The report on commissioning from the Commons health select committee is both insightful and flawed.

Its analysis is excoriating, caricaturing commissioning as 20 years of costly failure. Many of the accusations would not be contested by players on either side of the purchaser/provider split; primary care trusts are too passive, lack the clinical knowledge and management firepower to take on the hospitals, and struggle to show the return on their costs.

The direct and indirect costs from abolition would haemorrhage cash precisely when the NHS needs to slash waste

But the committee is mistaken in claiming the commissioning system may need to be scrapped. While their frustration at the slow pace and high cost of progress is understandable, tearing up commissioning would be wrong in principle and expensive and harmful in practice.

There could be no worse time to leave the hospitals supremely powerful, when clinical standards are still too poor too often, money is tight and there is an increasingly desperate need to move care into the community, for the sake of the budget and the patients.

The direct and indirect costs from abolition would haemorrhage cash at precisely the time the NHS needs to be slashing waste, while the disruption to service provision would be severe and long lasting.

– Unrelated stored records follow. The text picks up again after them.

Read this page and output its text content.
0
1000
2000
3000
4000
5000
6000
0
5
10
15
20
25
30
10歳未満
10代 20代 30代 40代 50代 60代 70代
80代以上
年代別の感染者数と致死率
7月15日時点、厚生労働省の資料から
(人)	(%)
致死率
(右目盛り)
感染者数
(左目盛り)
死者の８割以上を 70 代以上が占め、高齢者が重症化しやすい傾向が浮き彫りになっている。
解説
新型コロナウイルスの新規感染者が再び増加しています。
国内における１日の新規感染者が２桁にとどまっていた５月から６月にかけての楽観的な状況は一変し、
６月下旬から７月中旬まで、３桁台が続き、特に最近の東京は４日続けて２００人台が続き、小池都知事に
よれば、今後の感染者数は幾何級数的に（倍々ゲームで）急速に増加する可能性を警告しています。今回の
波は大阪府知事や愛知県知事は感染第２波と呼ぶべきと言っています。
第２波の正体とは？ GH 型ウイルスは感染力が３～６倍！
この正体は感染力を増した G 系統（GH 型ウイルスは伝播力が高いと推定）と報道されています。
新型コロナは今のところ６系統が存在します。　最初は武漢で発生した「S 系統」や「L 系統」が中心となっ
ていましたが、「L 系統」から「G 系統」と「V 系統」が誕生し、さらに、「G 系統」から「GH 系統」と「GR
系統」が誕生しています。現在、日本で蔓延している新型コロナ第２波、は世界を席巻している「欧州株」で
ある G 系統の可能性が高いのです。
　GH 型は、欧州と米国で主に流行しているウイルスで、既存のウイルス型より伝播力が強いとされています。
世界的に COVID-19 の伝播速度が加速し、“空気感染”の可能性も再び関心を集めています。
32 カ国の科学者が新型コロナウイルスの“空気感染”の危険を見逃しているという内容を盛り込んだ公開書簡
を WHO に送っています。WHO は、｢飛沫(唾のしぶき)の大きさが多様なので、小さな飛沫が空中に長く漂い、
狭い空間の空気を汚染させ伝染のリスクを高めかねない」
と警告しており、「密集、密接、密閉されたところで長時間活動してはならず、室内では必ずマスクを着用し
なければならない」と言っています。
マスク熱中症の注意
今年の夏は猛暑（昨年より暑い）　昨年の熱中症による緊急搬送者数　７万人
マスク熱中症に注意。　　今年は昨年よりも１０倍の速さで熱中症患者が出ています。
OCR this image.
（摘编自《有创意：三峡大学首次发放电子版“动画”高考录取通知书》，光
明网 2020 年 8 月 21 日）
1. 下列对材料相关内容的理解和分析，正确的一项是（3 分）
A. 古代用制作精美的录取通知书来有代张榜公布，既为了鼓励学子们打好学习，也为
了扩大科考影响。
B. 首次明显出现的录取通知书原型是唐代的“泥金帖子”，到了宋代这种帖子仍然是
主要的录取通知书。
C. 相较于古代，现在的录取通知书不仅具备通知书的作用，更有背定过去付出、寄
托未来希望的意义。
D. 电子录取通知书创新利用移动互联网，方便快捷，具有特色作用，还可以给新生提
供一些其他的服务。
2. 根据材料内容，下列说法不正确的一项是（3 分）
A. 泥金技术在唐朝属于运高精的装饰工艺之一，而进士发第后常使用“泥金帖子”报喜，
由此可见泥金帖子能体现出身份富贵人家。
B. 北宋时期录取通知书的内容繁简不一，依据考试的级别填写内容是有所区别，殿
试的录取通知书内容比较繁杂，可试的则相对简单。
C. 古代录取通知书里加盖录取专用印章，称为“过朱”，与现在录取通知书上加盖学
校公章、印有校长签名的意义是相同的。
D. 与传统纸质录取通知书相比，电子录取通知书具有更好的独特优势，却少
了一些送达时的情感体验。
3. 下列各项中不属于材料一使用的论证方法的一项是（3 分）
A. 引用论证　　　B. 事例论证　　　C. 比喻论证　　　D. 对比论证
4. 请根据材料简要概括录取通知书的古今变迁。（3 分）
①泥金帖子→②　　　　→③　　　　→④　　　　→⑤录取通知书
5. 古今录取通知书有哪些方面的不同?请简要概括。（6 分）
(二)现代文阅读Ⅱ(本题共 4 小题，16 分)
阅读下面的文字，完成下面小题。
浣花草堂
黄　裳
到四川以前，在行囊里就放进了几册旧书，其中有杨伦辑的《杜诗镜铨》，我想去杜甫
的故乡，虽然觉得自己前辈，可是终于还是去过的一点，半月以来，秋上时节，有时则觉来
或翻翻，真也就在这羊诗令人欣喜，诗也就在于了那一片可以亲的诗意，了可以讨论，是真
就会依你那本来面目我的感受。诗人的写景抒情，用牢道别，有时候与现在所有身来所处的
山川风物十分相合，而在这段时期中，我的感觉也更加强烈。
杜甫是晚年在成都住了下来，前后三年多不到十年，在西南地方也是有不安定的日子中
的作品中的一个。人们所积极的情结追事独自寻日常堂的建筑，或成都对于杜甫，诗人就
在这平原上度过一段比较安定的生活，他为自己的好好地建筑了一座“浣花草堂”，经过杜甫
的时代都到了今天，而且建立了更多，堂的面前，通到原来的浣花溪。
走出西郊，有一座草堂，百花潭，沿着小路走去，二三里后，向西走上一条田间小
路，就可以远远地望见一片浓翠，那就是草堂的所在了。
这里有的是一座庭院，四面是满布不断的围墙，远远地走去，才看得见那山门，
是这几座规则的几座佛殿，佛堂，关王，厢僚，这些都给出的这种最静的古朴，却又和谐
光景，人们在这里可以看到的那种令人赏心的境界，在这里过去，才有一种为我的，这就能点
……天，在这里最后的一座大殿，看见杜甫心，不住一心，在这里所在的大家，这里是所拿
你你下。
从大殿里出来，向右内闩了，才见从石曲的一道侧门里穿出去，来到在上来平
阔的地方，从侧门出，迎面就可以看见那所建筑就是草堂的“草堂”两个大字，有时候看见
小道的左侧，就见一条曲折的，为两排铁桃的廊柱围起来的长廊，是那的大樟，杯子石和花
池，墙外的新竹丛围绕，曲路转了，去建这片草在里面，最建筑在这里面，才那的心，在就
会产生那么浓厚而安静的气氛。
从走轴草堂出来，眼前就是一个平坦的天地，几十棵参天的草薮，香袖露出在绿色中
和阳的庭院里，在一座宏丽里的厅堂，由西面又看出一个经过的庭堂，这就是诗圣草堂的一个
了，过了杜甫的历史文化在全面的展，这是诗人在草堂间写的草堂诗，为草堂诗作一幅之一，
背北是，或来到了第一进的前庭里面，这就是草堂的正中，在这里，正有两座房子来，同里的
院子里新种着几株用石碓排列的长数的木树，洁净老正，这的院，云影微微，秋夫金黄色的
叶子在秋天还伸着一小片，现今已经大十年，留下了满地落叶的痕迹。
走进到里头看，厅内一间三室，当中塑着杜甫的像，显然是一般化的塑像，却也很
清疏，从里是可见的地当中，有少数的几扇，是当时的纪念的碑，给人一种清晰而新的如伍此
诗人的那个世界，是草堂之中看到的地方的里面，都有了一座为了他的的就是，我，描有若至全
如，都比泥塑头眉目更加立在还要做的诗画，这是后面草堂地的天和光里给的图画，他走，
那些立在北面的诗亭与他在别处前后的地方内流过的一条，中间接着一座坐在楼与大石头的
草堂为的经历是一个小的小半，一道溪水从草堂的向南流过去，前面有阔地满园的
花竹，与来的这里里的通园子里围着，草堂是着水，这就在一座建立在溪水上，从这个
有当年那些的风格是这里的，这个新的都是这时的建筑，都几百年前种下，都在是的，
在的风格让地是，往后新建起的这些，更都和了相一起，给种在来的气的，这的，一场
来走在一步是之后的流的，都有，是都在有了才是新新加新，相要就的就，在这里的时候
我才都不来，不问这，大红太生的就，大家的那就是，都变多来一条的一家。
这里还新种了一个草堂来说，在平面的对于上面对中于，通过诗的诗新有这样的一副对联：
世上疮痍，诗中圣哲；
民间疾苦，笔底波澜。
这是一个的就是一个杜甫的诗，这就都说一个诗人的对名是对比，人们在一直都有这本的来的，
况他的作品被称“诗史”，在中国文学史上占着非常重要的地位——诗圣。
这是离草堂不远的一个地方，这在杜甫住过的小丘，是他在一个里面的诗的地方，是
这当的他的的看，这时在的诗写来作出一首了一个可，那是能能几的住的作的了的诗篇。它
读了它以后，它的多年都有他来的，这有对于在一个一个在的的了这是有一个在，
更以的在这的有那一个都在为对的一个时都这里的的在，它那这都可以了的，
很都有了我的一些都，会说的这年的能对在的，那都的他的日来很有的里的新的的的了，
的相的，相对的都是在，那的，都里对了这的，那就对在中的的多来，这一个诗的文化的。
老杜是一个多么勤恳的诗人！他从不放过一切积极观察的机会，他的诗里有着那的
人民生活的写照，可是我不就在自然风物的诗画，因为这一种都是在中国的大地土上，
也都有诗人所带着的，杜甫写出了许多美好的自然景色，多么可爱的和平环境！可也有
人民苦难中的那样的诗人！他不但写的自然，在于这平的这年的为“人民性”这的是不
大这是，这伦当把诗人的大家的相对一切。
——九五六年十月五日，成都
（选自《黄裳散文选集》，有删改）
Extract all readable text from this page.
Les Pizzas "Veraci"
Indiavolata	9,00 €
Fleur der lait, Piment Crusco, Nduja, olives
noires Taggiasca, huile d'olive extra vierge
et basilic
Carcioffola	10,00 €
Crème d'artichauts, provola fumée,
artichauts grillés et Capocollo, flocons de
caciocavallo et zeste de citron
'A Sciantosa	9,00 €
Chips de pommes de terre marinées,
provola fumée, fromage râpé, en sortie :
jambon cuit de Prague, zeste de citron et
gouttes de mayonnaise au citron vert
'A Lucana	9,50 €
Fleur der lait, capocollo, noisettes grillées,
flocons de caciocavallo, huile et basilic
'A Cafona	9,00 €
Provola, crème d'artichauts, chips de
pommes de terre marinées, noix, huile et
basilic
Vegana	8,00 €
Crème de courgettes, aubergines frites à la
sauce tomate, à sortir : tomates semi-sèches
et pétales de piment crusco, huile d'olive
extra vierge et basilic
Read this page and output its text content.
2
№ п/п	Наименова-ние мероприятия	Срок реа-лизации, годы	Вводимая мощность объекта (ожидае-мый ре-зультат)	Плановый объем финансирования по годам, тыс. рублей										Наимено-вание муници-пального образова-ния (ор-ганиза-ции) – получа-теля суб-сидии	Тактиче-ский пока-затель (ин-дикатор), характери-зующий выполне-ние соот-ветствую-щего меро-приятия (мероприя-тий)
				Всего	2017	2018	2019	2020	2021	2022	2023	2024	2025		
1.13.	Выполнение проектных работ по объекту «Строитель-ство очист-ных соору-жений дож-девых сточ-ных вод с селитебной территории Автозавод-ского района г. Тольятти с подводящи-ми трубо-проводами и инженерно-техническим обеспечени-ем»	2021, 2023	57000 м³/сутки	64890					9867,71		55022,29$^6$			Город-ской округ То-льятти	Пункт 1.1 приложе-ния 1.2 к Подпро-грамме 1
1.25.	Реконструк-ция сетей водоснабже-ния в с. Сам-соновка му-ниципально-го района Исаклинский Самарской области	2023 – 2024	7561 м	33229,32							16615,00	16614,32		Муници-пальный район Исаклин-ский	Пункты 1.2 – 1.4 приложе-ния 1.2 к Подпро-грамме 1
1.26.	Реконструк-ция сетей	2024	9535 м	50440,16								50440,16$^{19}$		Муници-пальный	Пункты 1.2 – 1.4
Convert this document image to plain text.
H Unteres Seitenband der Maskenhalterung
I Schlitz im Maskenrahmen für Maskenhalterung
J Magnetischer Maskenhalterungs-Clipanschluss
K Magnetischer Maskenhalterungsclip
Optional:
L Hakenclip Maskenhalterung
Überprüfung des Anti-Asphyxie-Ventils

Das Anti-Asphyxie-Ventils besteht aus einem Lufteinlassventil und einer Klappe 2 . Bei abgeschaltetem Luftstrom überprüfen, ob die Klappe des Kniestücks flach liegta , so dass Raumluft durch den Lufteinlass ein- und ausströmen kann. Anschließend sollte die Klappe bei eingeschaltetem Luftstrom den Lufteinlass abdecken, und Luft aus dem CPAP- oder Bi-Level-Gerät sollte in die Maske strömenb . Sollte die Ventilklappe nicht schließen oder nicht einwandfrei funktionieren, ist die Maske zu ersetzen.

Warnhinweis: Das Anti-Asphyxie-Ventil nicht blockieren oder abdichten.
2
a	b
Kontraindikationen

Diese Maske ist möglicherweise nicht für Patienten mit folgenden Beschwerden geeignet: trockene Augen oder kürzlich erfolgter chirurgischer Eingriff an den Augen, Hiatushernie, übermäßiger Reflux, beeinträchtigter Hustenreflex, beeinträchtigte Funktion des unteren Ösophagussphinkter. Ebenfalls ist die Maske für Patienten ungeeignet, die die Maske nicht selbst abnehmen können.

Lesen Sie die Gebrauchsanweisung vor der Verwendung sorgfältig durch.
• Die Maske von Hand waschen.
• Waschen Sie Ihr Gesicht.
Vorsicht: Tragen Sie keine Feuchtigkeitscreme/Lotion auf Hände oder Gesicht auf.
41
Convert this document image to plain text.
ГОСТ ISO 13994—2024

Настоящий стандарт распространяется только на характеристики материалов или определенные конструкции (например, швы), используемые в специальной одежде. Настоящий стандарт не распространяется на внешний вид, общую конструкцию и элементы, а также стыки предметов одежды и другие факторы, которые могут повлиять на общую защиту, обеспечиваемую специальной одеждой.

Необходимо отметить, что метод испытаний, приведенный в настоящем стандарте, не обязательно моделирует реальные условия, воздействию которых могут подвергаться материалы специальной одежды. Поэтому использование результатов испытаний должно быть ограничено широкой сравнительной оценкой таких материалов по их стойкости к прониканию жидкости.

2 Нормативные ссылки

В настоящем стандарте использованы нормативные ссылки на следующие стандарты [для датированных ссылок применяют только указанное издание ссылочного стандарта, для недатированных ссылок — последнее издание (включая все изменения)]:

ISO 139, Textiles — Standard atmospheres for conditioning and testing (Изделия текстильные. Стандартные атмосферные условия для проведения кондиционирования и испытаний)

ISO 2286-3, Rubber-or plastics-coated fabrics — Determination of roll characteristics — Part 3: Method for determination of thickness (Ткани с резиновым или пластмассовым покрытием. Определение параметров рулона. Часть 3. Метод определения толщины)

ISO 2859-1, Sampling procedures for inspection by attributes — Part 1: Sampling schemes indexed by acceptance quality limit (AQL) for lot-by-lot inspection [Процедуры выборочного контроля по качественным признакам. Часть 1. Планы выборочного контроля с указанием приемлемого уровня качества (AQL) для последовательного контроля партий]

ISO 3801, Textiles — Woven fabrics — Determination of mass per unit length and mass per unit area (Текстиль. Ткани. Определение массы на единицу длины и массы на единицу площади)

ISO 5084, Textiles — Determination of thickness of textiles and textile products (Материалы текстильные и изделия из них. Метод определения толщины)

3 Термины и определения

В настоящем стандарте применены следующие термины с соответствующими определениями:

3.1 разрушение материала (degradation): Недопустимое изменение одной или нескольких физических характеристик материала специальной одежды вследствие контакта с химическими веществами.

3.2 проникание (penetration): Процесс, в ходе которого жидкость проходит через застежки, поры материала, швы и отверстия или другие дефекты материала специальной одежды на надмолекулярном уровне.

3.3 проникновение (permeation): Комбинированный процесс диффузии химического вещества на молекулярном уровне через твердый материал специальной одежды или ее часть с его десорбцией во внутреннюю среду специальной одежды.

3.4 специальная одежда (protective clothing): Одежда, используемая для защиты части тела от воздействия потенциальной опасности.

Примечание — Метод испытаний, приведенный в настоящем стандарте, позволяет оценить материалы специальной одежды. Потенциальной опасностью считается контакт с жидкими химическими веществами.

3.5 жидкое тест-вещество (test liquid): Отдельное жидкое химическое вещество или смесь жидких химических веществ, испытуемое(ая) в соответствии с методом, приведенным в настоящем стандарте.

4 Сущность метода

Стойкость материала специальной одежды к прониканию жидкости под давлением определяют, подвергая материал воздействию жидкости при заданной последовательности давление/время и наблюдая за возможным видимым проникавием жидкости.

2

Done well commissioning can, and increasingly does, improve healthcare. While there is a long way to go, PCTs are heading in the right direction. “Clustering” - an appealing euphemism for merging PCTs’ operations - is becoming common. This is avoiding the pain and distraction of yet another national reorganisation, while recognising that the current total of 152 PCTs is too many. Talent and expertise is gradually being pulled together across cities and counties to provide the critical mass to make a difference.

It is becoming fashionable to rubbish world class commissioning, and the select committee has jumped on that bandwagon. Of course it hasn’t delivered adequate commissioning in two years, and its competency framework is better at exposing weaknesses than developing excellence. But after two decades of aimless wandering it has given commissioning a destination and a direction - as well as expose the impossibility of creating a first class commissioning organisation 152 times over.